Avoid well-known pitfalls
However, the road to M&A success is not easy. Several global post-transaction studies from, among others, Deloitte and Merrill Lynch show that less than 40 percent of transactions add shareholder value and thus generate a higher return than the cost of capital. Similar studies have shown that this is primarily due to inadequate integration and, secondary, the buyer paying too much.
CFOs should play a significant role in avoiding those pitfalls, Kim Hendil Tegner emphasises, but according to Deloitte’s study, the CFOs have various approaches to M&A.
At one end of the spectrum are CFOs who prioritise to be deeply involved in the entire M&A process. At the other end of the spectrum are CFOs with an increased focus on the more technical elements of the M&A process, thus letting the rest of the Executive Board take care of everything else, including the overall responsibility.
According to Kim Hendil Tegner, however, certain characteristics denote companies that repeatedly prove to be able to buy at the right price and ensure value realisation through well-implemented integrations.
“When taking a closer look at the companies that have been extremely skilled at M&A, it seems that most of them have had CFOs playing a significant role throughout the entire M&A process,” says Kim Hendil Tegner. He elaborates:
“This does not mean that the CFO did everything or that it was the pivotal factor for success, but it indicates that the active involvement of the CFO is part of the answer to M&A success in the long run.”
The firm hand of the executive board
He points out that M&A has a great impact on the entire company, involves many parties and can be a landmark for better or worse. In that respect, it is crucial to keep control, to focus on numbers rather than emotions and to maintain a high degree of discipline, which are all qualities typically matching the CFO’s role in the Executive Board.
“The CFO often acts as the firm hand of the Executive Board, ensuring focus and disciplined execution. The end-toend M&A process includes a number of phases that match the CFO’s natural role in the Executive Board, including objectively analysing targets, negotiating prices, conducting due diligence, securing financing and not least ensuring value realisation during the integration,” he says.
To be able to take the leading role, the CFO must have the necessary business understanding and experience as well as a key position in the Executive Board, Kim Hendil Tegner emphasises:
“The CFO is a natural choice to take the lead of the M&A process in the Executive Board, but it requires the CFO to have and maintain the right business and leadership skills. In any case, the CFO should bear in mind that the capital market will always hold the CFO responsible for a transaction, regardless of whether he or she has the formal primary responsibility. This binds the CFO to take the necessary measures and, if needed, positions.”
Three tips from Kim Hendil Tegner
1. Take the leading role
The CFO plays a crucial role in key parts of the M&A process and is a natural choice to assume primary responsibility for M&A transactions in the Executive Board. As part of this, it is important to thoroughly review the M&A process and make sure that the company has the necessary skills and the right governance before initiating the work.

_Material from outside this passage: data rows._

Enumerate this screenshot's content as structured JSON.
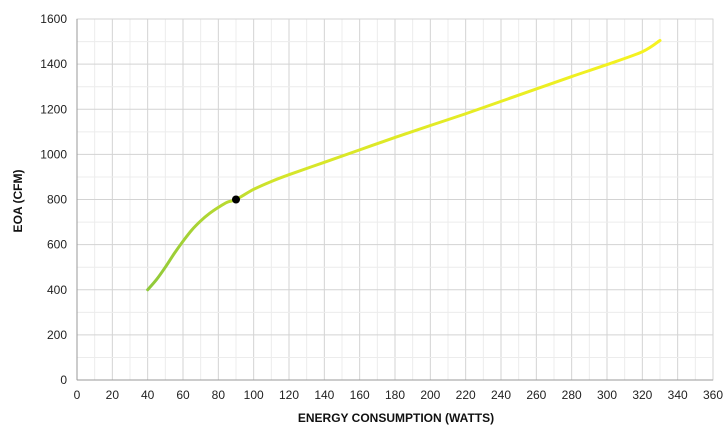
{
  "chart_data": {
    "type": "line",
    "title": "",
    "xlabel": "ENERGY CONSUMPTION (WATTS)",
    "ylabel": "EOA (CFM)",
    "xlim": [
      0,
      360
    ],
    "ylim": [
      0,
      1600
    ],
    "x_ticks": [
      0,
      20,
      40,
      60,
      80,
      100,
      120,
      140,
      160,
      180,
      200,
      220,
      240,
      260,
      280,
      300,
      320,
      340,
      360
    ],
    "y_ticks": [
      0,
      200,
      400,
      600,
      800,
      1000,
      1200,
      1400,
      1600
    ],
    "x_minor_step": 10,
    "y_minor_step": 100,
    "grid": true,
    "series": [
      {
        "color_start": "#8fc93a",
        "color_end": "#f7f31f",
        "x": [
          40,
          45,
          50,
          55,
          60,
          65,
          70,
          75,
          80,
          85,
          90,
          100,
          110,
          120,
          140,
          160,
          180,
          200,
          220,
          240,
          260,
          280,
          300,
          320,
          330
        ],
        "y": [
          400,
          445,
          500,
          560,
          615,
          665,
          705,
          738,
          765,
          788,
          800,
          845,
          880,
          910,
          965,
          1020,
          1075,
          1128,
          1180,
          1235,
          1290,
          1345,
          1398,
          1455,
          1505
        ]
      }
    ],
    "marker": {
      "x": 90,
      "y": 800,
      "color": "#000000"
    }
  }
}
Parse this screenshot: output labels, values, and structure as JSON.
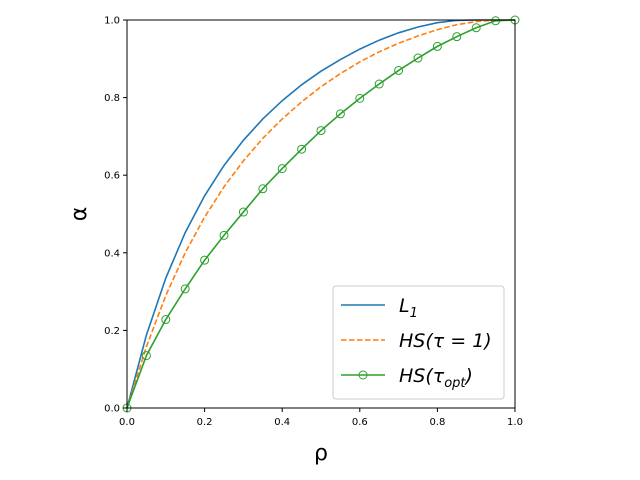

2. Focus on value and keep control
The CFO must guarantee that the organisation does not get deal fever, pay too much, complete acquisitions that are not in line with the company’s strategy and equity history or take place at a scale and pace that the company does not have the capacity and capabilities to handle.
3. Consider taking on the role of integration catalyst
For smaller acquisitions, the CFO can leave the integration to the business and concentrate on reporting and follow-up. For larger transformative transactions, the CFO should be deeply involved in identifying and following up on the key levers in the value creation plan. In addition, the CFO should consider taking on the role of integration catalyst and take responsibility for parts of the value creation plan, such as pricing and the realisation of back office cost synergy.